Reproducible Research

A Three-Gene Model to Robustly Identify Breast Cancer Molecular Subtypes

Benjamin Haibe-Kains, Christine Desmedt, Sherene Loi, Aedin C Culhane, Gianluca Bontempi, John Quackenbush, Christos Sotiriou

To ensure full reproducibility this work complies with the guidelines proposed by Robert Gentleman [1] in terms of availability of the code and reproducibility of results and figures.

The analysis is divided in two parts: concordance of subtype classifications and robustness of subtype classifiers. Both analyzes are implemented as Sweave (more precisely pgfSweave) scripts that you can run from a R session using the function pgfSweave(...) or from a terminal using the shell script  Both scripts use the same compendium of microarray datasets.

To run all the scripts make sure you uncompress all the archives in the same working directory.


The 36 microarray datasets are provided in form of R workspaces (*.RData files) containing three objects:

  • data: Gene expression data matrix with tumors in rows and probes in columns. The datasets have been retrieved from public databases (GEO or ArrayExpress) or authors' websites and we extracted the normalized data (log2 intensity in single-channel platforms or log2 ratio in dual-channel platforms) as described in the original studies.
  • annot: Annotation information matrix of the microarray platform  retrieved from public databases (GEO or ArrayExpress) or manufacturers' websites.
  • demo: Clinical information about the breast tumors
    • samplename: tumor identifiers (string)
    • dataset: name of the dataset (string)
    • series: cohort of patient or batch if any; name of the dataset otherwise (string)
    • id: identifier used in the original publication (string)
    • er: estrogen receptor status by IHC (binary value 0/1)
    • pgr: progesterone receptor status by IHC (binary value 0/1)
    • her2: human epidermial growth factor 2 status by IHC/FISH (binary value 0/1)
    • size: tumor size in cm (continuous)
    • node: nodal status (binary value 0/1)
    • age: age at diagnosis (continuous)
    • grade: histological grade (ternary value 1/2/3)
    • e/t.dmfs: event and time for distant metastasis-free survival
    • e/t.rfs: event and time for relapse-free survival
    • e/t.os: event and time for overall survival

The workspace DDB.RData contains an object called ddb that is a matrix of information related to the datasets.

All the datasets are included in the archive After uncompressing this archive make sure that all the R workspaces are stored in a directory called data.

Concordance of subtype classifications

The pgfSweave script sbtidentification_sweave.Rnw applies the official gene signatures (intrinsic gene lists, gene modules or prognostic gene siagntures) and  algorithms (SSP2003, SSP2006, PAM50, SCMOD1, SCMOD2, SCMGENE, ONCOTYPE, MAMMAPRINT, GGI) to all the microarray datasets in order to identify the breast cancer molecular subtype and t he risk prediction of each tumor.
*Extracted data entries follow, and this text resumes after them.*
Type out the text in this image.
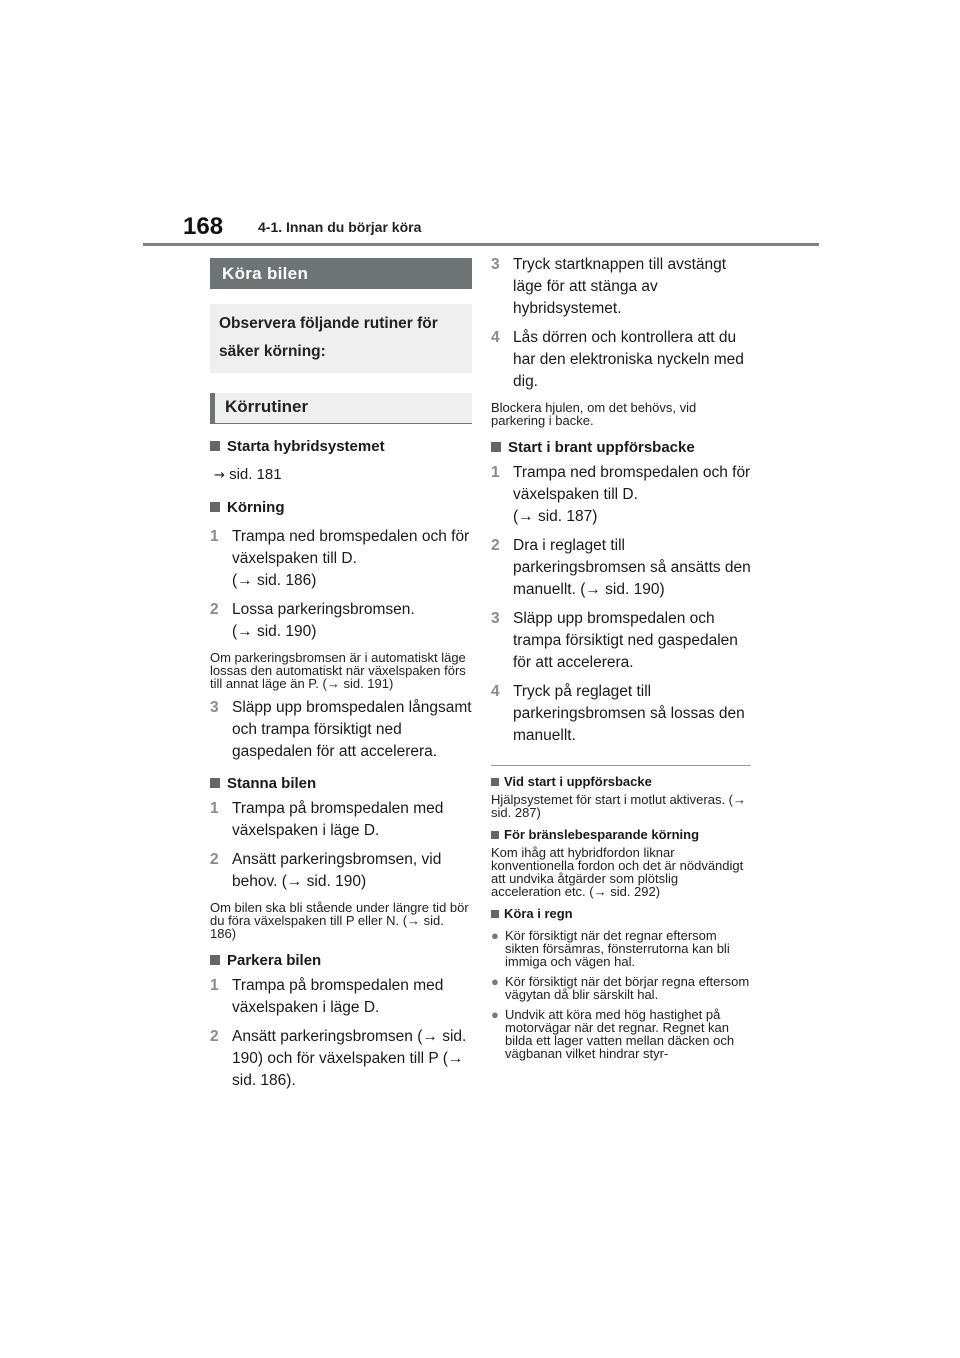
168 4-1. Innan du börjar köra
Köra bilen
Observera följande rutiner för säker körning:
Körrutiner
Starta hybridsystemet
→ sid. 181
Körning
1 Trampa ned bromspedalen och för växelspaken till D.
(→ sid. 186)
2 Lossa parkeringsbromsen.
(→ sid. 190)
Om parkeringsbromsen är i automatiskt läge lossas den automatiskt när växelspaken förs till annat läge än P. (→ sid. 191)
3 Släpp upp bromspedalen långsamt och trampa försiktigt ned gaspedalen för att accelerera.
Stanna bilen
1 Trampa på bromspedalen med växelspaken i läge D.
2 Ansätt parkeringsbromsen, vid behov. (→ sid. 190)
Om bilen ska bli stående under längre tid bör du föra växelspaken till P eller N. (→ sid. 186)
Parkera bilen
1 Trampa på bromspedalen med växelspaken i läge D.
2 Ansätt parkeringsbromsen (→ sid. 190) och för växelspaken till P (→ sid. 186).
3 Tryck startknappen till avstängt läge för att stänga av hybridsystemet.
4 Lås dörren och kontrollera att du har den elektroniska nyckeln med dig.
Blockera hjulen, om det behövs, vid parkering i backe.
Start i brant uppförsbacke
1 Trampa ned bromspedalen och för växelspaken till D.
(→ sid. 187)
2 Dra i reglaget till parkeringsbromsen så ansätts den manuellt. (→ sid. 190)
3 Släpp upp bromspedalen och trampa försiktigt ned gaspedalen för att accelerera.
4 Tryck på reglaget till parkeringsbromsen så lossas den manuellt.
Vid start i uppförsbacke
Hjälpsystemet för start i motlut aktiveras. (→ sid. 287)
För bränslebesparande körning
Kom ihåg att hybridfordon liknar konventionella fordon och det är nödvändigt att undvika åtgärder som plötslig acceleration etc. (→ sid. 292)
Köra i regn
● Kör försiktigt när det regnar eftersom sikten försämras, fönsterrutorna kan bli immiga och vägen hal.
● Kör försiktigt när det börjar regna eftersom vägytan då blir särskilt hal.
● Undvik att köra med hög hastighet på motorvägar när det regnar. Regnet kan bilda ett lager vatten mellan däcken och vägbanan vilket hindrar styr-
The concordance and the prognostic value of these subtype/risk classifications are then computed.

At the completion of the script, a PDF sbtidentification_sweave.pdf and a directory called sbtidentificationres contains all the analysis results (mainly PDF and CSV files); you can download those from here.

The colorbars representing the subtype classifications and the clinical parameters were designed with OmniGraffle from the PDFs generated with the pgfSweave script. The graffle templates are available from here. For instance, you can easily recreate the figure for SCMGENE by dragging and dropping the PDFs concolorbar_sbt_SCMGENE.pdf, concolorbar_comsigs_SCMGENE.pdf, and concolorbar_cinfo_SCMGENE.pdf into the file concordance_colorbars_sbt_clinic_scmgene.graffle.

NB: The gene signatures and algorithms are implemented in the genefu package, functions related to survival analysis are implemented in the survcomp package.

Robustness of subtype classifiers

The Sweave script sbtrobustness_sweave.Rnw assesses the robustness of the classifiers (SSP2003, SSP2006, PAM50, SCMOD1, SCMOD2, SCMGENE) in all the microarray datasets by estimating the prediction strength at the global, cluster, and individual levels.

There are few parameters you could tune (see section 'parameters' in the Sweave file). None was modified in the paper.

At the completion of the script, a PDF sbtrobustness_sweave.pdf and a directory called sbtrobustnessres contains all the analysis results (mainly PDF and CSV files); you can download those from here.

More details about the R project for statistical computing, LaTeX, Sweave and pgfSweave.


[1] Robert Gentleman (2005) Reproducible Research: A Bioinformatics Case Study, Statistical Applications in Genetics and Molecular Biology, 4(1):2.